The Diamondback backs had a run on a sacrifice fly when Wainwright got his first out of the first inning. He regained control of the inning by striking out Christian Walker on three pitches – the last of which was a called strike three on an 88.6-mph But from there, he built momentum. Wainwright snuck a high curveball past No. 3 hitter Corbin Carroll for the second out of the third inning, and that was when he really rolled. Carroll was the first of seven consecutive Diamondbacks retired by Wainwright. The right-hander finished the fourth inning on eight pitches.
At times he would change his arm angle to throw off the hitter's vantage point.
At the end of the quick fourth, he had thrown 55 pitches, and that allowed him plenty of room to go out and try to get three outs in the fifth and qualify for the win.
Wainwright retired the first two batters of the inning, retiring in order the bottom two rungs of the Diamondbacks’ lineup. He walked the next batter, lost touch with the strike zone briefly, and allowed a single when he did get a pitch back in it. That put him at 70 pitches with the tying run at the plate in Carroll. The rookie got ahead, 2-0, on the first two pitches before Wainwright leveled the count and then got a deep fly ball out to right field.
Wainwright allowed two runs on four hits and two walks through his five innings. He struck out three, and that snap he’d been looking for on some of his off-speed pitches was there. The average velocity on his sinker was also up 1 mph, to 87.8 mph.
Cornerstones provide power
One of the most productive hitters in the majors for the past month was joined in the same line of the box score by the most productive hitter ever at Chase Field.
More than halfway through their third season together in St. Louis, Nolan Arenado and Goldschmidt homered in the same game for one of the rare times.
Goldschmidt’s two-run homer two batters into the game gave the Cardinals their first lead and the first baseman his 104th career homer at Chase. He is the all-time leader at the ballpark he called home before the trade to the Cardinals after the 2018 season. Arenado followed four innings later with a solo homer in the fifth that widened the Cardinals’ lead. His homer, the 22nd of his season, came with outs.

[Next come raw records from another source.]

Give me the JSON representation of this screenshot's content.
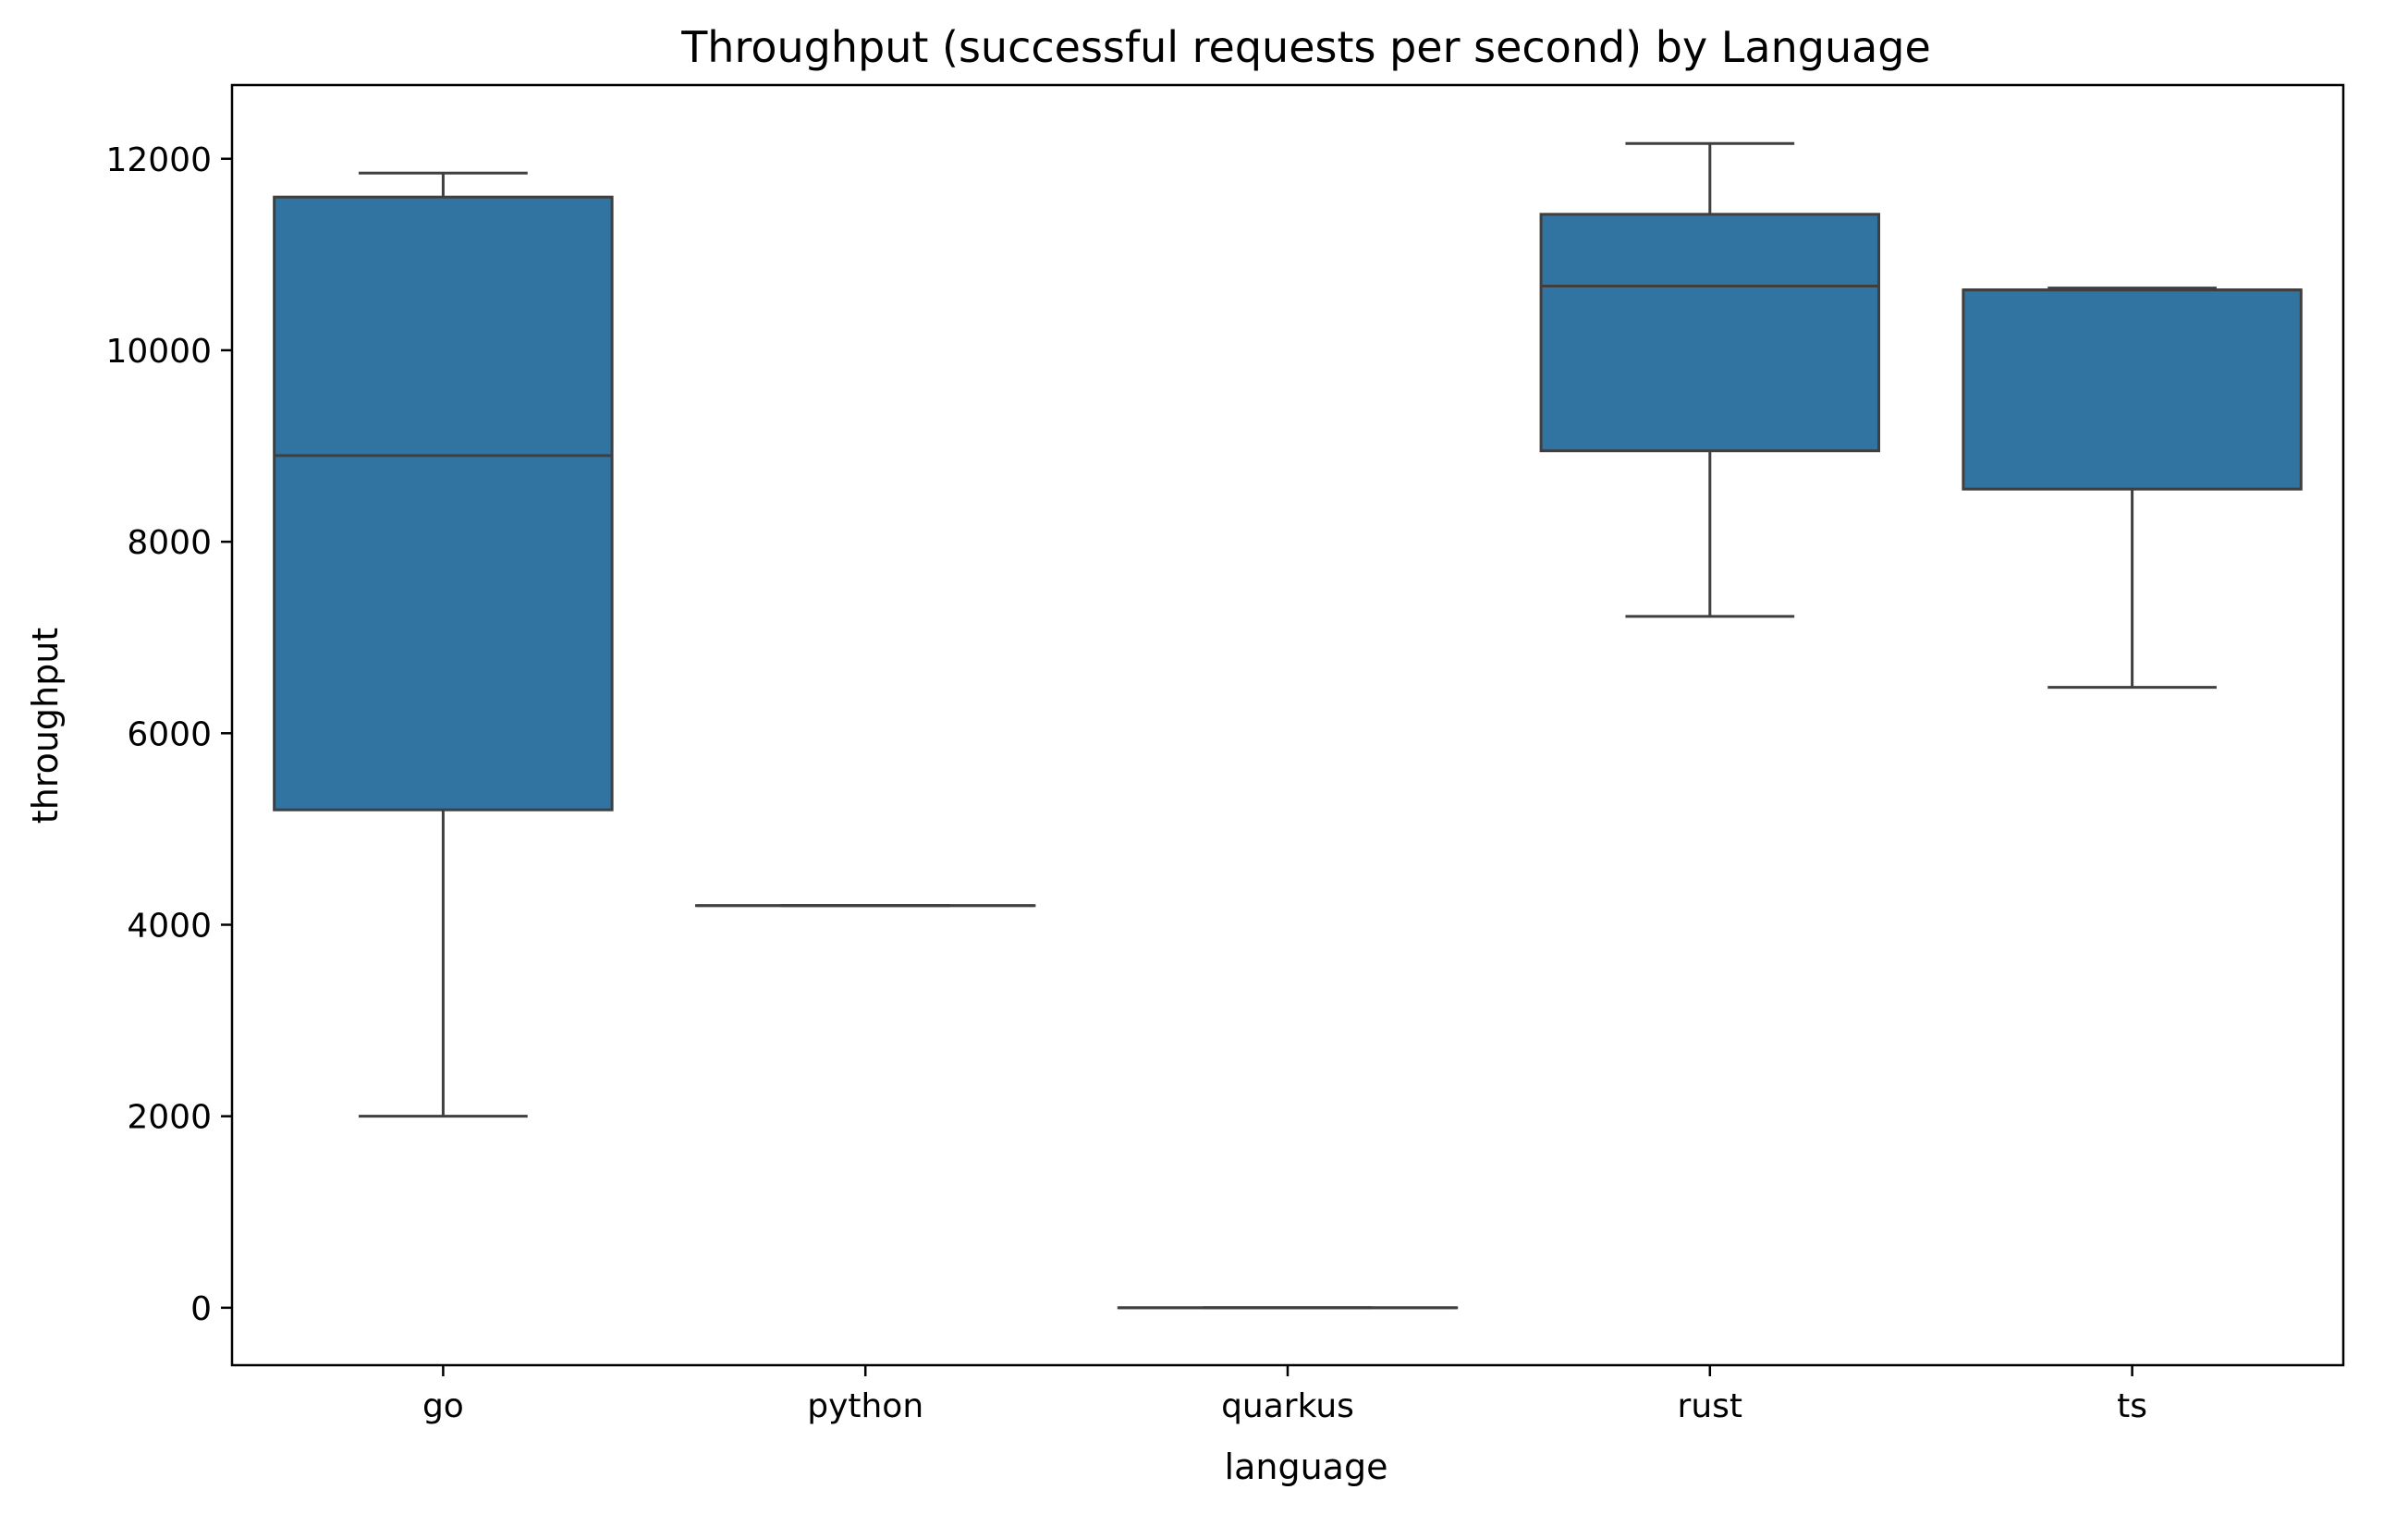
{
  "chart_data": {
    "type": "box",
    "title": "Throughput (successful requests per second) by Language",
    "xlabel": "language",
    "ylabel": "throughput",
    "ylim": [
      -600,
      12770
    ],
    "yticks": [
      0,
      2000,
      4000,
      6000,
      8000,
      10000,
      12000
    ],
    "yticks_labels": [
      "0",
      "2000",
      "4000",
      "6000",
      "8000",
      "10000",
      "12000"
    ],
    "grid": false,
    "box_color": "#3274a1",
    "line_color": "#3f3f3f",
    "categories": [
      "go",
      "python",
      "quarkus",
      "rust",
      "ts"
    ],
    "boxes": [
      {
        "name": "go",
        "whisker_low": 2000,
        "q1": 5200,
        "median": 8900,
        "q3": 11600,
        "whisker_high": 11850
      },
      {
        "name": "python",
        "whisker_low": 4200,
        "q1": 4200,
        "median": 4200,
        "q3": 4200,
        "whisker_high": 4200
      },
      {
        "name": "quarkus",
        "whisker_low": 0,
        "q1": 0,
        "median": 0,
        "q3": 0,
        "whisker_high": 0
      },
      {
        "name": "rust",
        "whisker_low": 7220,
        "q1": 8950,
        "median": 10670,
        "q3": 11420,
        "whisker_high": 12160
      },
      {
        "name": "ts",
        "whisker_low": 6480,
        "q1": 8550,
        "median": 10630,
        "q3": 10630,
        "whisker_high": 10650
      }
    ]
  }
}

It is only the 10th time they’ve homered in the same game.
They’ve done it twice this season.
Cardinals rally to break 2-2 tie
The Cardinals took the lead that the bullpen would squander in the fourth inning. Nootbaar opened the inning with a walk, took third on Jordan Walker’s double, and then waited for the rally to gain steam. It got there with a sacrifice fly from Dylan Carlson and then an RBI single by Taylor Motter. Motter’s RBI single put the Cardinals ahead, 4-2. The inning fizzled from there when a double play ended it.